Training for the exhibit's 120 or so volunteers emphasizes "the importance of a respectful and welcoming place where a conversation can take place about the nature of evidence, the process of science and how people relate science to their religious views of the world," Potts explains. "We try to lower the temperature if it ever gets high." Toward that end, town hall-style public discussion groups regularly take place inside the National Museum of Natural History. Special "hot topic" events focus on a science-religion issue on the last Friday of every other month. Interactive resources on the museum's Web site also help visitors feel at ease before they set out to tour the exhibit.
All of these and other tactics have allowed the museum to move "beyond the stereotype that scientists only believe one thing and people with strong religious views can only believe another," Potts says.

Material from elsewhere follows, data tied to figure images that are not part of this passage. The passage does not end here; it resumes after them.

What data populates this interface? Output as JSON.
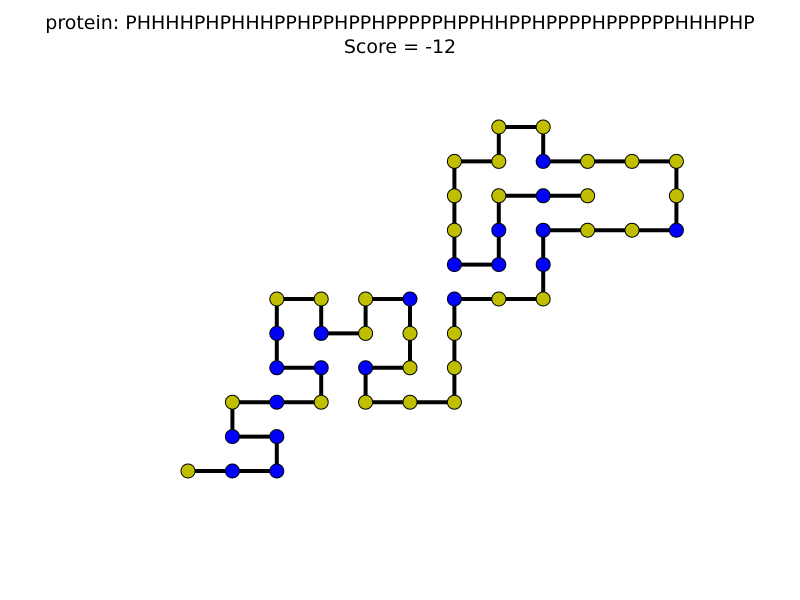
{
  "header": {
    "protein_line": "protein: PHHHHPHPHHHPPHPPHPPHPPPPPHPPHHPPHPPPPHPPPPPPHHHPHP",
    "score_line": "Score = -12"
  },
  "legend_colors": {
    "P": "#bfbf00",
    "H": "#0000ff"
  },
  "sequence": "PHHHHPHPHHHPPHPPHPPHPPPPPHPPHHPPHPPPPHPPPPPPHHHPHP",
  "score": -12,
  "chart_data": {
    "type": "scatter",
    "title": "protein: PHHHHPHPHHHPPHPPHPPHPPPPPHPPHHPPHPPPPHPPPPPPHHHPHP\nScore = -12",
    "grid": false,
    "connected": true,
    "series": [
      {
        "values": [
          {
            "x": 0,
            "y": 0,
            "type": "P"
          },
          {
            "x": 1,
            "y": 0,
            "type": "H"
          },
          {
            "x": 2,
            "y": 0,
            "type": "H"
          },
          {
            "x": 2,
            "y": 1,
            "type": "H"
          },
          {
            "x": 1,
            "y": 1,
            "type": "H"
          },
          {
            "x": 1,
            "y": 2,
            "type": "P"
          },
          {
            "x": 2,
            "y": 2,
            "type": "H"
          },
          {
            "x": 3,
            "y": 2,
            "type": "P"
          },
          {
            "x": 3,
            "y": 3,
            "type": "H"
          },
          {
            "x": 2,
            "y": 3,
            "type": "H"
          },
          {
            "x": 2,
            "y": 4,
            "type": "H"
          },
          {
            "x": 2,
            "y": 5,
            "type": "P"
          },
          {
            "x": 3,
            "y": 5,
            "type": "P"
          },
          {
            "x": 3,
            "y": 4,
            "type": "H"
          },
          {
            "x": 4,
            "y": 4,
            "type": "P"
          },
          {
            "x": 4,
            "y": 5,
            "type": "P"
          },
          {
            "x": 5,
            "y": 5,
            "type": "H"
          },
          {
            "x": 5,
            "y": 4,
            "type": "P"
          },
          {
            "x": 5,
            "y": 3,
            "type": "P"
          },
          {
            "x": 4,
            "y": 3,
            "type": "H"
          },
          {
            "x": 4,
            "y": 2,
            "type": "P"
          },
          {
            "x": 5,
            "y": 2,
            "type": "P"
          },
          {
            "x": 6,
            "y": 2,
            "type": "P"
          },
          {
            "x": 6,
            "y": 3,
            "type": "P"
          },
          {
            "x": 6,
            "y": 4,
            "type": "P"
          },
          {
            "x": 6,
            "y": 5,
            "type": "H"
          },
          {
            "x": 7,
            "y": 5,
            "type": "P"
          },
          {
            "x": 8,
            "y": 5,
            "type": "P"
          },
          {
            "x": 8,
            "y": 6,
            "type": "H"
          },
          {
            "x": 8,
            "y": 7,
            "type": "H"
          },
          {
            "x": 9,
            "y": 7,
            "type": "P"
          },
          {
            "x": 10,
            "y": 7,
            "type": "P"
          },
          {
            "x": 11,
            "y": 7,
            "type": "H"
          },
          {
            "x": 11,
            "y": 8,
            "type": "P"
          },
          {
            "x": 11,
            "y": 9,
            "type": "P"
          },
          {
            "x": 10,
            "y": 9,
            "type": "P"
          },
          {
            "x": 9,
            "y": 9,
            "type": "P"
          },
          {
            "x": 8,
            "y": 9,
            "type": "H"
          },
          {
            "x": 8,
            "y": 10,
            "type": "P"
          },
          {
            "x": 7,
            "y": 10,
            "type": "P"
          },
          {
            "x": 7,
            "y": 9,
            "type": "P"
          },
          {
            "x": 6,
            "y": 9,
            "type": "P"
          },
          {
            "x": 6,
            "y": 8,
            "type": "P"
          },
          {
            "x": 6,
            "y": 7,
            "type": "P"
          },
          {
            "x": 6,
            "y": 6,
            "type": "H"
          },
          {
            "x": 7,
            "y": 6,
            "type": "H"
          },
          {
            "x": 7,
            "y": 7,
            "type": "H"
          },
          {
            "x": 7,
            "y": 8,
            "type": "P"
          },
          {
            "x": 8,
            "y": 8,
            "type": "H"
          },
          {
            "x": 9,
            "y": 8,
            "type": "P"
          }
        ]
      }
    ]
  }
}
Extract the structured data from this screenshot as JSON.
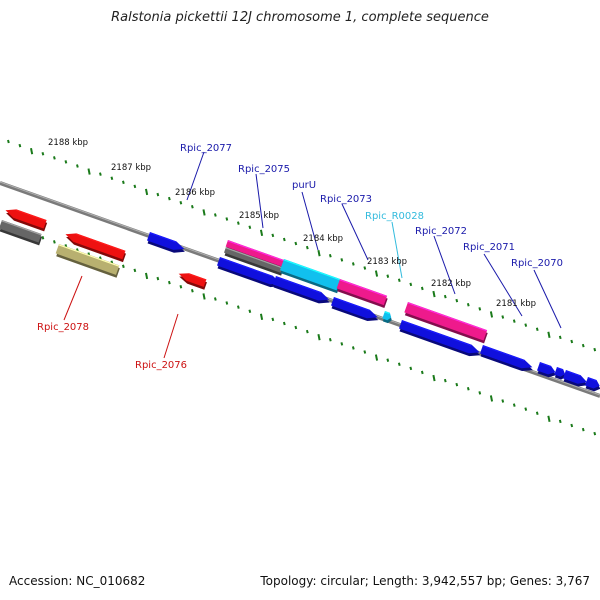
{
  "title": "Ralstonia pickettii 12J chromosome 1, complete sequence",
  "footer": {
    "accession": "Accession: NC_010682",
    "summary": "Topology: circular; Length: 3,942,557 bp; Genes: 3,767"
  },
  "colors": {
    "backbone": "#888888",
    "tick": "#1a7a1a",
    "cds_forward": "#1010dd",
    "cds_reverse": "#ee1111",
    "pseudo": "#666666",
    "gene_other": "#b8b070",
    "rrna_pink": "#ee1a8c",
    "trna_cyan": "#11c0ee",
    "label_blue": "#1a1aaa",
    "label_red": "#cc1111",
    "label_cyan": "#33bbdd"
  },
  "scale_labels": [
    "2188 kbp",
    "2187 kbp",
    "2186 kbp",
    "2185 kbp",
    "2184 kbp",
    "2183 kbp",
    "2182 kbp",
    "2181 kbp"
  ],
  "gene_labels": [
    {
      "id": "Rpic_2077",
      "text": "Rpic_2077",
      "color": "label_blue"
    },
    {
      "id": "Rpic_2075",
      "text": "Rpic_2075",
      "color": "label_blue"
    },
    {
      "id": "purU",
      "text": "purU",
      "color": "label_blue"
    },
    {
      "id": "Rpic_2073",
      "text": "Rpic_2073",
      "color": "label_blue"
    },
    {
      "id": "Rpic_R0028",
      "text": "Rpic_R0028",
      "color": "label_cyan"
    },
    {
      "id": "Rpic_2072",
      "text": "Rpic_2072",
      "color": "label_blue"
    },
    {
      "id": "Rpic_2071",
      "text": "Rpic_2071",
      "color": "label_blue"
    },
    {
      "id": "Rpic_2070",
      "text": "Rpic_2070",
      "color": "label_blue"
    },
    {
      "id": "Rpic_2078",
      "text": "Rpic_2078",
      "color": "label_red"
    },
    {
      "id": "Rpic_2076",
      "text": "Rpic_2076",
      "color": "label_red"
    }
  ]
}
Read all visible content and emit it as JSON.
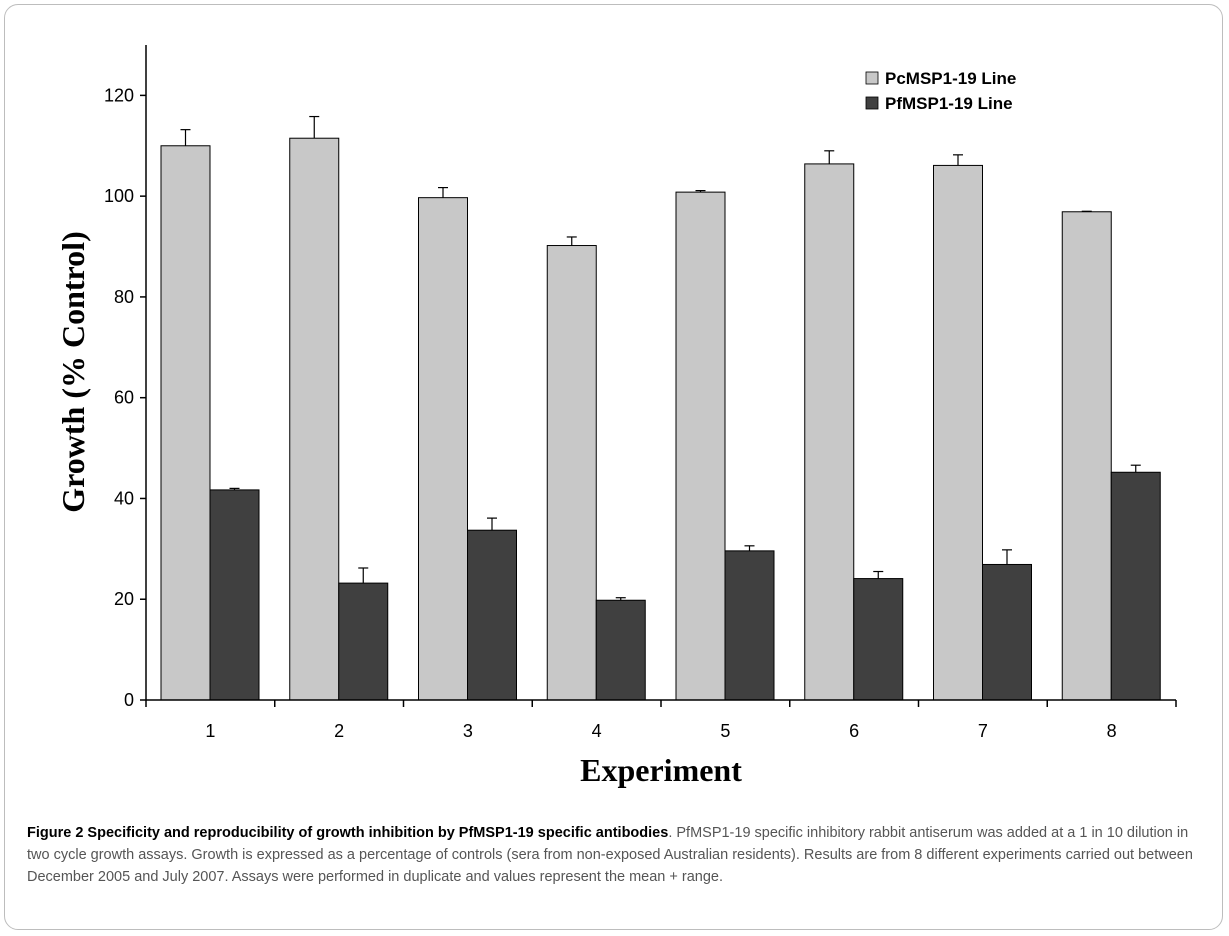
{
  "chart_data": {
    "type": "bar",
    "categories": [
      "1",
      "2",
      "3",
      "4",
      "5",
      "6",
      "7",
      "8"
    ],
    "series": [
      {
        "name": "PcMSP1-19 Line",
        "color": "#c8c8c8",
        "values": [
          110,
          111.5,
          99.7,
          90.2,
          100.8,
          106.4,
          106.1,
          96.9
        ],
        "error": [
          3.2,
          4.3,
          2.0,
          1.7,
          0.3,
          2.6,
          2.1,
          0.1
        ]
      },
      {
        "name": "PfMSP1-19 Line",
        "color": "#404040",
        "values": [
          41.7,
          23.2,
          33.7,
          19.8,
          29.6,
          24.1,
          26.9,
          45.2
        ],
        "error": [
          0.3,
          3.0,
          2.4,
          0.5,
          1.0,
          1.4,
          2.9,
          1.4
        ]
      }
    ],
    "xlabel": "Experiment",
    "ylabel": "Growth (% Control)",
    "ylim": [
      0,
      130
    ],
    "yticks": [
      0,
      20,
      40,
      60,
      80,
      100,
      120
    ],
    "grid": false,
    "legend": "top-right"
  },
  "caption": {
    "title": "Figure 2 Specificity and reproducibility of growth inhibition by PfMSP1-19 specific antibodies",
    "text": ". PfMSP1-19 specific inhibitory rabbit antiserum was added at a 1 in 10 dilution in two cycle growth assays. Growth is expressed as a percentage of controls (sera from non-exposed Australian residents). Results are from 8 different experiments carried out between December 2005 and July 2007. Assays were performed in duplicate and values represent the mean + range."
  }
}
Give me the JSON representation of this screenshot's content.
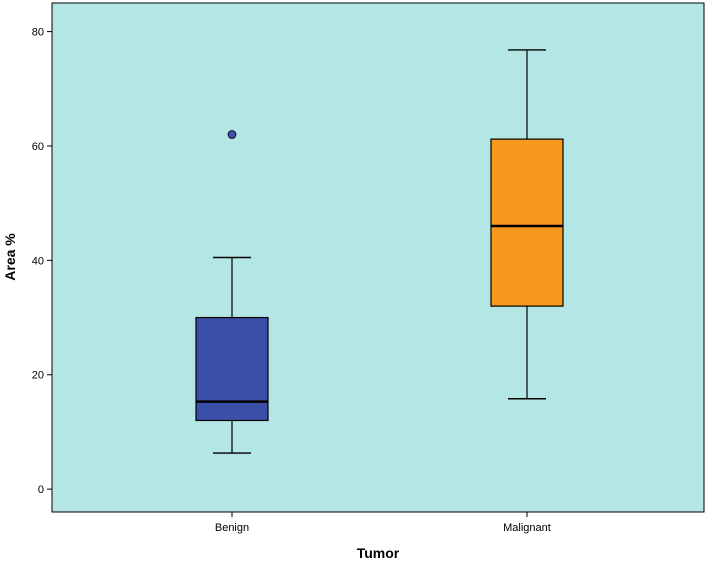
{
  "chart_data": {
    "type": "boxplot",
    "title": "",
    "xlabel": "Tumor",
    "ylabel": "Area %",
    "ylim": [
      -4,
      85
    ],
    "yticks": [
      0,
      20,
      40,
      60,
      80
    ],
    "grid": false,
    "background_color": "#b4e6e6",
    "categories": [
      "Benign",
      "Malignant"
    ],
    "boxes": [
      {
        "category": "Benign",
        "whisker_low": 6.3,
        "q1": 12.0,
        "median": 15.3,
        "q3": 30.0,
        "whisker_high": 40.5,
        "outliers": [
          62.0
        ],
        "color": "#3a50a8"
      },
      {
        "category": "Malignant",
        "whisker_low": 15.8,
        "q1": 32.0,
        "median": 46.0,
        "q3": 61.2,
        "whisker_high": 76.8,
        "outliers": [],
        "color": "#f7991e"
      }
    ]
  }
}
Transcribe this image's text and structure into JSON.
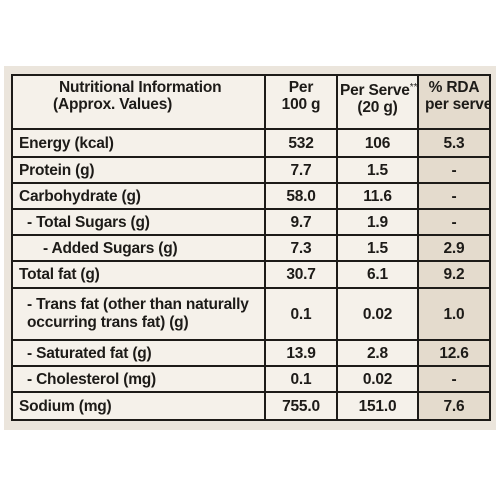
{
  "table": {
    "headers": {
      "nutrition_line1": "Nutritional Information",
      "nutrition_line2": "(Approx. Values)",
      "per100_line1": "Per",
      "per100_line2": "100 g",
      "perserve_line1": "Per Serve",
      "perserve_mark": "**",
      "perserve_line2": "(20 g)",
      "rda_line1": "% RDA",
      "rda_line2": "per serve"
    },
    "rows": [
      {
        "label": "Energy (kcal)",
        "per100": "532",
        "perserve": "106",
        "rda": "5.3"
      },
      {
        "label": "Protein (g)",
        "per100": "7.7",
        "perserve": "1.5",
        "rda": "-"
      },
      {
        "label": "Carbohydrate (g)",
        "per100": "58.0",
        "perserve": "11.6",
        "rda": "-"
      },
      {
        "label": "- Total Sugars (g)",
        "per100": "9.7",
        "perserve": "1.9",
        "rda": "-"
      },
      {
        "label": "- Added Sugars (g)",
        "per100": "7.3",
        "perserve": "1.5",
        "rda": "2.9"
      },
      {
        "label": "Total fat (g)",
        "per100": "30.7",
        "perserve": "6.1",
        "rda": "9.2"
      },
      {
        "label": "- Trans fat (other than naturally occurring trans fat) (g)",
        "per100": "0.1",
        "perserve": "0.02",
        "rda": "1.0"
      },
      {
        "label": "- Saturated fat (g)",
        "per100": "13.9",
        "perserve": "2.8",
        "rda": "12.6"
      },
      {
        "label": "- Cholesterol (mg)",
        "per100": "0.1",
        "perserve": "0.02",
        "rda": "-"
      },
      {
        "label": "Sodium (mg)",
        "per100": "755.0",
        "perserve": "151.0",
        "rda": "7.6"
      }
    ]
  }
}
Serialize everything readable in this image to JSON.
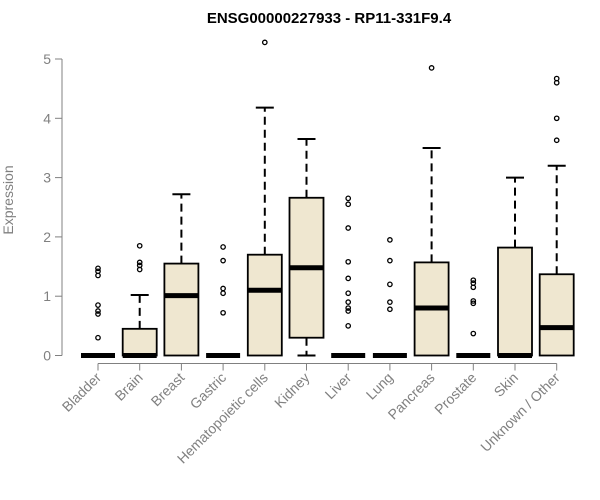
{
  "chart_data": {
    "type": "box",
    "title": "ENSG00000227933 - RP11-331F9.4",
    "ylabel": "Expression",
    "xlabel": "",
    "ylim": [
      0,
      5.35
    ],
    "yticks": [
      0,
      1,
      2,
      3,
      4,
      5
    ],
    "grid": false,
    "legend": "none",
    "box_fill": "#efe7d0",
    "box_stroke": "#000000",
    "axis_color": "#808080",
    "categories": [
      "Bladder",
      "Brain",
      "Breast",
      "Gastric",
      "Hematopoietic cells",
      "Kidney",
      "Liver",
      "Lung",
      "Pancreas",
      "Prostate",
      "Skin",
      "Unknown / Other"
    ],
    "boxes": [
      {
        "q1": 0,
        "median": 0,
        "q3": 0,
        "whisker_low": 0,
        "whisker_high": 0,
        "outliers": [
          0.3,
          0.7,
          0.75,
          0.85,
          1.35,
          1.42,
          1.47
        ]
      },
      {
        "q1": 0,
        "median": 0,
        "q3": 0.45,
        "whisker_low": 0,
        "whisker_high": 1.02,
        "outliers": [
          1.45,
          1.52,
          1.57,
          1.85
        ]
      },
      {
        "q1": 0,
        "median": 1.01,
        "q3": 1.55,
        "whisker_low": 0,
        "whisker_high": 2.72,
        "outliers": []
      },
      {
        "q1": 0,
        "median": 0,
        "q3": 0,
        "whisker_low": 0,
        "whisker_high": 0,
        "outliers": [
          0.72,
          1.05,
          1.13,
          1.6,
          1.83
        ]
      },
      {
        "q1": 0,
        "median": 1.1,
        "q3": 1.7,
        "whisker_low": 0,
        "whisker_high": 4.18,
        "outliers": [
          5.28
        ]
      },
      {
        "q1": 0.3,
        "median": 1.48,
        "q3": 2.66,
        "whisker_low": 0,
        "whisker_high": 3.65,
        "outliers": []
      },
      {
        "q1": 0,
        "median": 0,
        "q3": 0,
        "whisker_low": 0,
        "whisker_high": 0,
        "outliers": [
          0.5,
          0.75,
          0.8,
          0.9,
          1.05,
          1.3,
          1.58,
          2.15,
          2.55,
          2.65
        ]
      },
      {
        "q1": 0,
        "median": 0,
        "q3": 0,
        "whisker_low": 0,
        "whisker_high": 0,
        "outliers": [
          0.78,
          0.9,
          1.2,
          1.6,
          1.95
        ]
      },
      {
        "q1": 0,
        "median": 0.8,
        "q3": 1.57,
        "whisker_low": 0,
        "whisker_high": 3.5,
        "outliers": [
          4.85
        ]
      },
      {
        "q1": 0,
        "median": 0,
        "q3": 0,
        "whisker_low": 0,
        "whisker_high": 0,
        "outliers": [
          0.37,
          0.88,
          0.92,
          1.15,
          1.22,
          1.27
        ]
      },
      {
        "q1": 0,
        "median": 0,
        "q3": 1.82,
        "whisker_low": 0,
        "whisker_high": 3.0,
        "outliers": []
      },
      {
        "q1": 0,
        "median": 0.47,
        "q3": 1.37,
        "whisker_low": 0,
        "whisker_high": 3.2,
        "outliers": [
          3.63,
          4.0,
          4.6,
          4.67
        ]
      }
    ]
  }
}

The Smithsonian's Hall of Human Origins is only one case study in how science centers are successfully engaging the public on issues at the intersection of science and religion. By the way, I'm delighted that similar public-engagement strategies will be broadly leveraged during the USA Science & Engineering Festival, which will culminate October 23-24 with an expo on the National Mall. Among the many activities at the expo is, for example, an "Evolution Thought Trail" organized by a multidisciplinary coalition of scientific organizations.
The Association of Science-Technology Centers represents 600 members and 444 science centers and museums in 45 countries. The group estimates that 59.4 million visits were made to 342 member institutions in the United States in 2009. Those numbers represent a wealth of opportunities to engage the public with science, thereby easing tensions at the interface of science and religion.
Photo: Richard Potts, director of the Smithsonian's David H. Koch Hall of Human Origins at the National Museum of Natural History, interacts with a group of young visitors.